Sejumlah pelaku usaha menilai, kebutuhan utama Kadin saat ini bukan hanya figur administratif, melainkan pemimpin yang mampu menyatukan beragam kepentingan. Dalam konteks ini, Iing dipandang memiliki keunggulan tersebut.
“Yang dibutuhkan sekarang adalah sosok yang bisa merangkul semua pihak, dari pengusaha kecil hingga industri besar,” ujar M. Ibrohim Aswadi seorang pelaku usaha di Cilegon.
Dukungan yang menguat dari para pengusaha se-Cilegon memperlihatkan ekspektasi yang cukup tinggi. Iing diharapkan mampu menakhodai Kadin Cilegon ke depan, sekaligus mempersatukan dan mengompakkan seluruh pengusaha dalam satu visi bersama.
Lebih jauh, kepemimpinan tersebut juga diharapkan mampu membangun sinergi yang lebih solid antara pengusaha, pemerintah, dan dunia industri. Sinergi ini dinilai krusial untuk memastikan pembangunan ekonomi Cilegon berjalan secara inklusif dan berkelanjutan.
Sebagai kota industri strategis, Cilegon selama ini menjadi magnet investasi nasional. Namun, hubungan antara industri besar dan pelaku usaha lokal kerap dinilai belum sepenuhnya terintegrasi. Di sinilah peran Kadin menjadi signifikan—sebagai penghubung yang mampu menjembatani kepentingan sekaligus membuka ruang kolaborasi.
Dalam kerangka itu, figur seperti Iing Solihin dianggap memahami lanskap persoalan secara lebih utuh.

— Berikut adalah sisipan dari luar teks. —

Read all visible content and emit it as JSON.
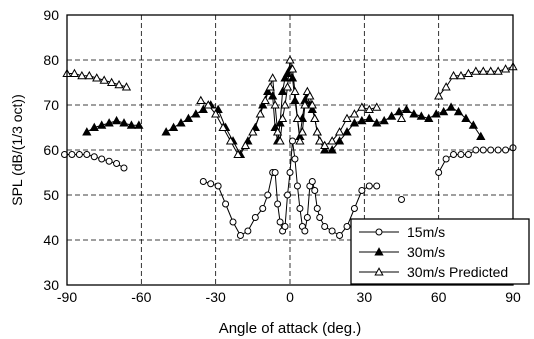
{
  "chart_data": {
    "type": "line",
    "title": "",
    "xlabel": "Angle of attack (deg.)",
    "ylabel": "SPL  (dB/(1/3 oct))",
    "xlim": [
      -90,
      90
    ],
    "ylim": [
      30,
      90
    ],
    "xticks": [
      -90,
      -60,
      -30,
      0,
      30,
      60,
      90
    ],
    "yticks": [
      30,
      40,
      50,
      60,
      70,
      80,
      90
    ],
    "grid": "dashed",
    "legend_position": "bottom-right",
    "series": [
      {
        "name": "15m/s",
        "marker": "open-circle",
        "line": true,
        "segments": [
          [
            [
              -91,
              59
            ],
            [
              -88,
              59
            ],
            [
              -85,
              59
            ],
            [
              -82,
              59
            ],
            [
              -79,
              58.5
            ],
            [
              -76,
              58
            ],
            [
              -73,
              57.5
            ],
            [
              -70,
              57
            ],
            [
              -67,
              56
            ]
          ],
          [
            [
              -35,
              53
            ],
            [
              -32,
              52.5
            ],
            [
              -29,
              52
            ],
            [
              -26,
              48
            ],
            [
              -23,
              44
            ],
            [
              -20,
              41
            ],
            [
              -17,
              42
            ],
            [
              -14,
              45
            ],
            [
              -11,
              47
            ],
            [
              -9,
              50
            ],
            [
              -7,
              55
            ],
            [
              -6,
              55
            ],
            [
              -5,
              48
            ],
            [
              -4,
              44
            ],
            [
              -3,
              42
            ],
            [
              -2,
              43
            ],
            [
              -1,
              50
            ],
            [
              0,
              55
            ],
            [
              1,
              62
            ],
            [
              2,
              58
            ],
            [
              3,
              52
            ],
            [
              4,
              47
            ],
            [
              5,
              43
            ],
            [
              6,
              42
            ],
            [
              7,
              45
            ],
            [
              8,
              52
            ],
            [
              9,
              53
            ],
            [
              10,
              51
            ],
            [
              11,
              47
            ],
            [
              12,
              45
            ],
            [
              14,
              43
            ],
            [
              17,
              42
            ],
            [
              20,
              41
            ],
            [
              23,
              43
            ],
            [
              26,
              47
            ],
            [
              29,
              51
            ],
            [
              32,
              52
            ],
            [
              35,
              52
            ]
          ],
          [
            [
              45,
              49
            ]
          ],
          [
            [
              60,
              55
            ],
            [
              63,
              58
            ],
            [
              66,
              59
            ],
            [
              69,
              59
            ],
            [
              72,
              59
            ],
            [
              75,
              60
            ],
            [
              78,
              60
            ],
            [
              81,
              60
            ],
            [
              84,
              60
            ],
            [
              87,
              60
            ],
            [
              90,
              60.5
            ]
          ]
        ]
      },
      {
        "name": "30m/s",
        "marker": "filled-triangle",
        "line": true,
        "segments": [
          [
            [
              -82,
              64
            ],
            [
              -79,
              65
            ],
            [
              -76,
              65.5
            ],
            [
              -73,
              66
            ],
            [
              -70,
              66.5
            ],
            [
              -67,
              66
            ],
            [
              -64,
              65.5
            ],
            [
              -61,
              65.5
            ]
          ],
          [
            [
              -50,
              64
            ],
            [
              -47,
              65
            ],
            [
              -44,
              66
            ],
            [
              -41,
              67
            ],
            [
              -38,
              68
            ],
            [
              -35,
              69
            ],
            [
              -32,
              70
            ],
            [
              -29,
              69
            ],
            [
              -26,
              65
            ],
            [
              -23,
              62
            ],
            [
              -20,
              59
            ],
            [
              -17,
              62
            ],
            [
              -14,
              65
            ],
            [
              -11,
              70
            ],
            [
              -9,
              73
            ],
            [
              -7,
              72
            ],
            [
              -6,
              65
            ],
            [
              -5,
              62
            ],
            [
              -4,
              66
            ],
            [
              -3,
              73
            ],
            [
              -2,
              76
            ],
            [
              -1,
              77
            ],
            [
              0,
              78
            ],
            [
              1,
              76
            ],
            [
              2,
              71
            ],
            [
              3,
              67
            ],
            [
              4,
              63
            ],
            [
              5,
              67
            ],
            [
              6,
              71
            ],
            [
              7,
              72
            ],
            [
              8,
              70
            ],
            [
              9,
              69
            ],
            [
              10,
              67
            ],
            [
              11,
              64
            ],
            [
              12,
              62
            ],
            [
              14,
              60
            ],
            [
              17,
              60
            ],
            [
              20,
              62
            ],
            [
              23,
              64
            ],
            [
              26,
              66
            ],
            [
              29,
              66.5
            ],
            [
              32,
              67
            ],
            [
              35,
              66
            ],
            [
              38,
              66.5
            ],
            [
              41,
              67.5
            ],
            [
              44,
              68.5
            ],
            [
              47,
              69
            ],
            [
              50,
              68
            ],
            [
              53,
              67.5
            ],
            [
              56,
              67
            ],
            [
              59,
              68
            ],
            [
              62,
              68.5
            ],
            [
              65,
              69.5
            ],
            [
              68,
              68.5
            ],
            [
              71,
              67
            ],
            [
              74,
              65.5
            ],
            [
              77,
              63
            ]
          ]
        ]
      },
      {
        "name": "30m/s Predicted",
        "marker": "open-triangle",
        "line": true,
        "segments": [
          [
            [
              -90,
              77
            ],
            [
              -87,
              77
            ],
            [
              -84,
              76.5
            ],
            [
              -81,
              76.5
            ],
            [
              -78,
              76
            ],
            [
              -75,
              75.5
            ],
            [
              -72,
              75
            ],
            [
              -69,
              74.5
            ],
            [
              -66,
              74
            ]
          ],
          [
            [
              -36,
              71
            ],
            [
              -33,
              70
            ],
            [
              -30,
              68
            ],
            [
              -27,
              65
            ],
            [
              -24,
              62
            ],
            [
              -21,
              59
            ],
            [
              -18,
              61
            ],
            [
              -15,
              64
            ],
            [
              -12,
              68
            ],
            [
              -10,
              71
            ],
            [
              -8,
              74
            ],
            [
              -7,
              76
            ],
            [
              -6,
              70
            ],
            [
              -5,
              64
            ],
            [
              -4,
              62
            ],
            [
              -3,
              67
            ],
            [
              -2,
              70
            ],
            [
              -1,
              74
            ],
            [
              0,
              80
            ],
            [
              1,
              78
            ],
            [
              2,
              73
            ],
            [
              3,
              67
            ],
            [
              4,
              62
            ],
            [
              5,
              64
            ],
            [
              6,
              70
            ],
            [
              7,
              73
            ],
            [
              8,
              72
            ],
            [
              9,
              70
            ],
            [
              10,
              67
            ],
            [
              11,
              64
            ],
            [
              12,
              62
            ],
            [
              14,
              61
            ],
            [
              17,
              62
            ],
            [
              20,
              64
            ],
            [
              23,
              67
            ],
            [
              26,
              68
            ],
            [
              29,
              69.5
            ],
            [
              32,
              69
            ],
            [
              35,
              69.5
            ]
          ],
          [
            [
              45,
              67
            ]
          ],
          [
            [
              60,
              72
            ],
            [
              63,
              74
            ],
            [
              66,
              76.5
            ],
            [
              69,
              76.5
            ],
            [
              72,
              77
            ],
            [
              75,
              77.5
            ],
            [
              78,
              77.5
            ],
            [
              81,
              77.5
            ],
            [
              84,
              77.5
            ],
            [
              87,
              78
            ],
            [
              90,
              78.5
            ]
          ]
        ]
      }
    ]
  }
}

Kedekatannya dengan dunia usaha lokal menjadi nilai tambah dalam membaca kebutuhan riil di lapangan.
Momentum pemilihan Ketua Kadin Cilegon kali ini pun tidak sekadar pergantian kepemimpinan. Ia menjadi titik penting untuk menentukan arah organisasi ke depan—apakah tetap berjalan normatif atau bertransformasi menjadi motor penggerak ekonomi daerah.
Di tengah harapan tersebut, nama Iing Solihin kini berada dalam pusaran ekspektasi. Dukungan yang terus menguat menjadi sinyal bahwa sebagian pelaku usaha menginginkan perubahan—menuju Kadin yang lebih solid, kolaboratif, dan berdampak nyata bagi pembangunan Kota Cilegon.